WordStar! I'd forgotten that. One of my earliest jobs was writing manuals in WordStar. One day I came in to the office and WordStar was gone, completely replaced by WordPerfect. We all looked at each other, looked at WordPerfect, shrugged, and carried on writing practically as if there had been no interruption. Then six or seven months later, the firm did some deal with Microsoft and we came in one morning to find WordPerfect had been removed and Word installed in its place. Took us the day to figure out how to use it enough to get back to work.
I was living and working in Australia in the late 1980's and recall those lovely Microsoft Manuals that came in a collection box. No idea how they were printed but the smell of those books has stayed with me to date - like sugar covered peardrops and Caramac - you have to be English :-)
I never liked Caramac, I am clearly a failed Englishman. But while I only ever had the one Word manual you see in the poster of this week's video, there was one day when WordPerfect Corporation sent me a pallet of software. All their versions, DOS, Unix, things I'd never heard of, and every one of them with huge volumes of manuals. I wish I still had some, I so enjoyed studying them.
@@WilliamGallagher Indeed. We had Bournville as a special Christmas treat in our stockings and my dear old Mum had a whole bar of Jamaica Rum - very risque in the 70's! :-)

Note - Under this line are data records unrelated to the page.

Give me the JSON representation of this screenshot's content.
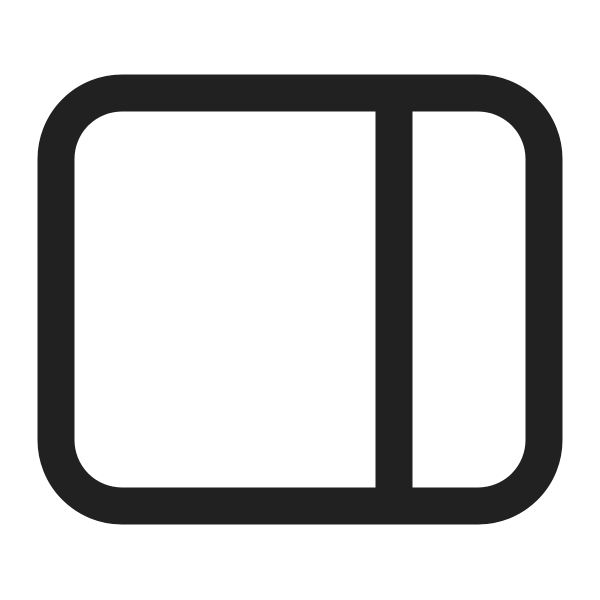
{
  "icon": {
    "name": "sidebar-right-icon",
    "stroke_color": "#212121",
    "background_color": "#ffffff"
  }
}
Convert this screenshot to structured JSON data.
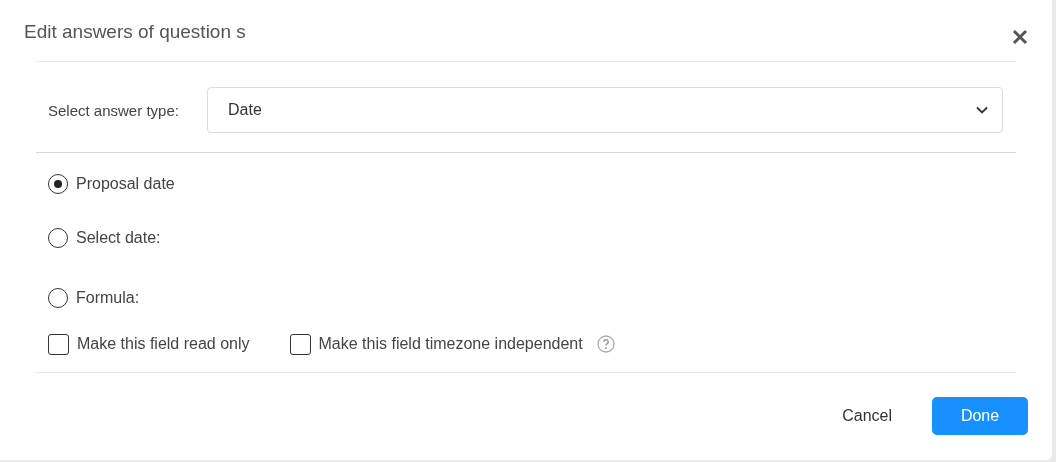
{
  "dialog": {
    "title": "Edit answers of question s"
  },
  "answer_type": {
    "label": "Select answer type:",
    "value": "Date"
  },
  "options": [
    {
      "label": "Proposal date",
      "selected": true
    },
    {
      "label": "Select date:",
      "selected": false
    },
    {
      "label": "Formula:",
      "selected": false
    }
  ],
  "checkboxes": [
    {
      "label": "Make this field read only",
      "checked": false,
      "help": false
    },
    {
      "label": "Make this field timezone independent",
      "checked": false,
      "help": true
    }
  ],
  "buttons": [
    {
      "label": "Cancel",
      "kind": "secondary"
    },
    {
      "label": "Done",
      "kind": "primary"
    }
  ]
}
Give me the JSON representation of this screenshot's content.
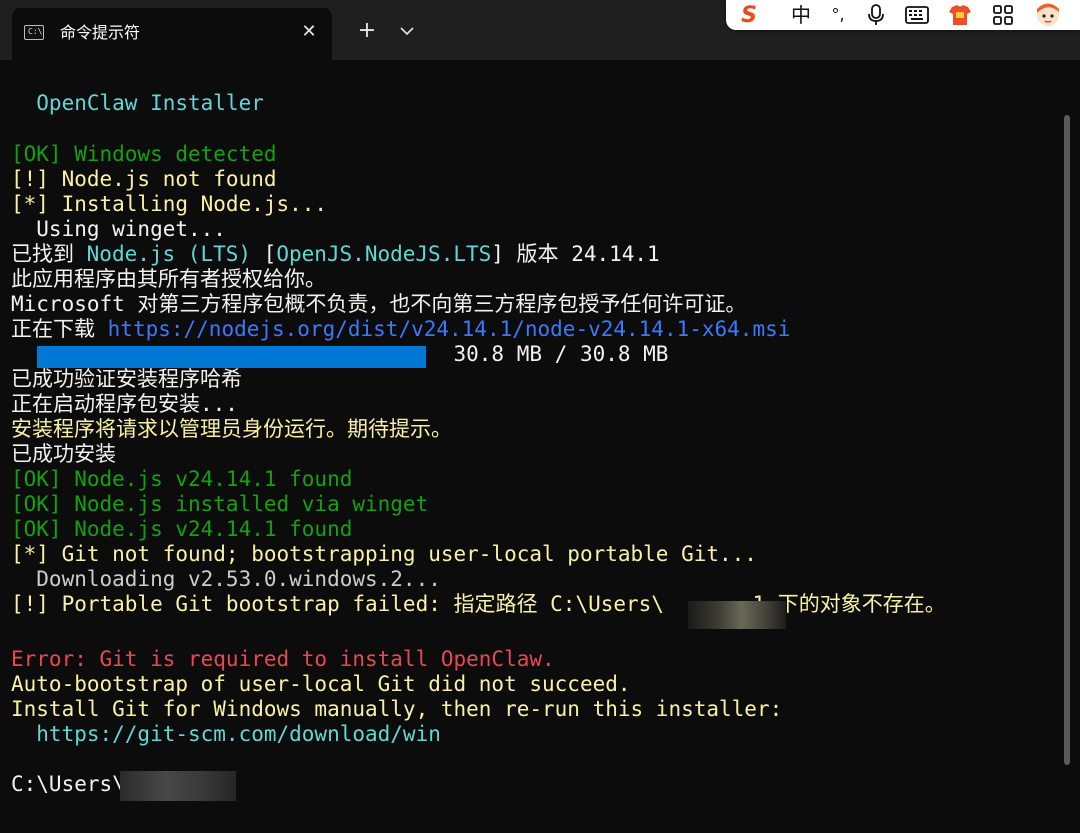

Have you used markdown? I find it really helpful to prevent me messing around with formatting and just focus on the structure of the document. Apps like Ulysses export from it to so many different formats like word, PDF, and HTML and most CMSes can understand it too. It took me a while to get it but once I did. It reminds me of using wordstar back in the day where formatting used codes. It’s not good for tracking changes and commenting - at that point I’d take it into Word. I wrote quite a lot of my PhD thesis in Ulysses and I do rely on markdown to just write when I need to.
I may be the only writer who doesn't like Markdown. I so often have to write quotes with clarifying extras -- "'It wasn't [the victim's] fault,' said the officer" -- and the second you tap that opening square bracket, Markdown is trying to write links. I realise there are ways around this but Markdown is supposed to be so much easier than HTML that you can just get on with your writing and yet suddenly I'm having to learn escape characters.
@@WilliamGallagher yes I had that problem, particularly with Endnote's citation characters. I think I just modified Ulysses's internal tags to get around it ;)
@@WilliamGallagher No, you're not the only one who doesn't like Markdown. I'm a recovering geek who is accustomed to working with text markup, but even I got tired of its limited scope, lack of standardization, and unpredictable results.
The other day my router was down for most of the morning so I couldn't use Notion or any online writing software and had to go back to Pages to write my Medium blogs. It was frustrating but felt good towards the end, how a free software saved that day's productivity tasks for me.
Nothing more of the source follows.